The hop plant (Humulus lupulus) is a plant whose flower cones ('hops') are used in the production of beer. In Britain, for the last 500 or so years they have been used to provide bitterness in beer to counter the sweetness of the malt, and they also provide useful preservative qualities.

Prior to hops being introduced to Britain, herbs were used ('beer' in those days was unhopped, and 'ale' was hopped - these days the terms are interchangeable)

There are many types of hops and they each have their own aromatic and flavouring qualties. By combining these at different times in the brew, the flavour can be massively changed.
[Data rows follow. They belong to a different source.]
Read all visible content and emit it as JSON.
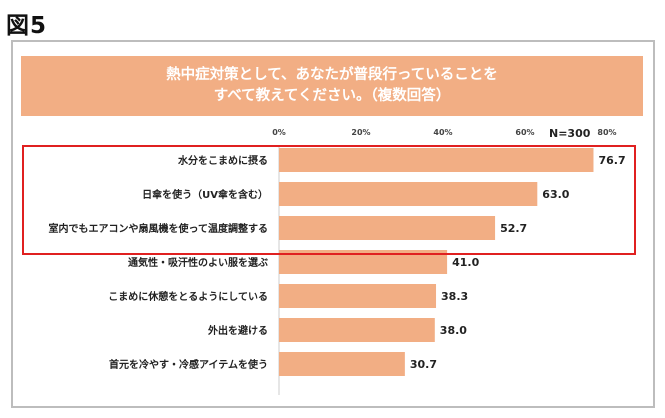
{
  "figure_label": "図5",
  "chart_data": {
    "type": "bar",
    "orientation": "horizontal",
    "title_lines": [
      "熱中症対策として、あなたが普段行っていることを",
      "すべて教えてください。（複数回答）"
    ],
    "n_label": "N=300",
    "categories": [
      "水分をこまめに摂る",
      "日傘を使う（UV傘を含む）",
      "室内でもエアコンや扇風機を使って温度調整する",
      "通気性・吸汗性のよい服を選ぶ",
      "こまめに休憩をとるようにしている",
      "外出を避ける",
      "首元を冷やす・冷感アイテムを使う"
    ],
    "values": [
      76.7,
      63.0,
      52.7,
      41.0,
      38.3,
      38.0,
      30.7
    ],
    "value_labels": [
      "76.7",
      "63.0",
      "52.7",
      "41.0",
      "38.3",
      "38.0",
      "30.7"
    ],
    "x_ticks": [
      "0%",
      "20%",
      "40%",
      "60%",
      "80%"
    ],
    "xlim": [
      0,
      80
    ],
    "highlighted_categories": [
      0,
      1,
      2
    ],
    "bar_color": "#f2ae84",
    "highlight_color": "#e02020",
    "grid": false
  }
}
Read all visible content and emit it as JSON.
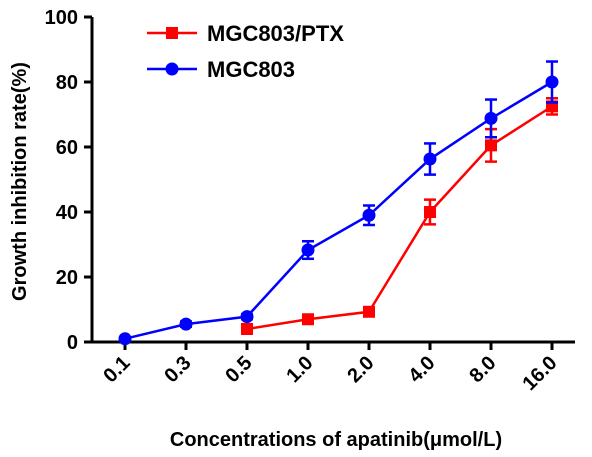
{
  "chart_data": {
    "type": "line",
    "title": "",
    "xlabel": "Concentrations of apatinib(μmol/L)",
    "ylabel": "Growth inhibition rate(%)",
    "categories": [
      "0.1",
      "0.3",
      "0.5",
      "1.0",
      "2.0",
      "4.0",
      "8.0",
      "16.0"
    ],
    "ylim": [
      0,
      100
    ],
    "yticks": [
      "0",
      "20",
      "40",
      "60",
      "80",
      "100"
    ],
    "grid": false,
    "legend_position": "top-left",
    "series": [
      {
        "name": "MGC803/PTX",
        "color": "#ff0000",
        "marker": "square",
        "values": [
          null,
          null,
          4.0,
          7.0,
          9.3,
          40.0,
          60.5,
          72.5
        ],
        "errors": [
          null,
          null,
          0.8,
          0.8,
          0.8,
          3.8,
          5.0,
          2.5
        ]
      },
      {
        "name": "MGC803",
        "color": "#0000ff",
        "marker": "circle",
        "values": [
          1.0,
          5.5,
          7.8,
          28.3,
          39.0,
          56.3,
          68.8,
          80.0
        ],
        "errors": [
          0.5,
          0.8,
          0.8,
          2.7,
          3.0,
          4.8,
          5.8,
          6.3
        ]
      }
    ]
  }
}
Hops come in three main forms:
  • Whole-leaf hop flowers - these come vacuum packed. Use quickly when opened - failing that, store in dark cold loations such as a fridge.
  • Hop pellets - They're made from pulverised hop flowers. Very space efficient but can oxidise quickly if not vacuum-sealed.
  • Hop plugs - Compressed hop flowers - convenient and the processing incorporates more of the freshness of hops than with pellets.
  • Hop extracts - these can be oils or powders and are primarily of use to those starting up in homebrew. You add the powder / oil and that's all there is to it.
In my first brew (a kit beer) I used hop powder as it came with this, which was made from powdered Goldings hops.

Hop Uses

In a brew, you can throw in hops and leave it or get very intricate with a number of hops, each added into the mix at the time of your choosing to obtain unique results. A very true maxim I heard about brewing is that it's like baking bread - it uses a finite number of ingredients, but with careful combination and preparation you can achieve utterly unique results.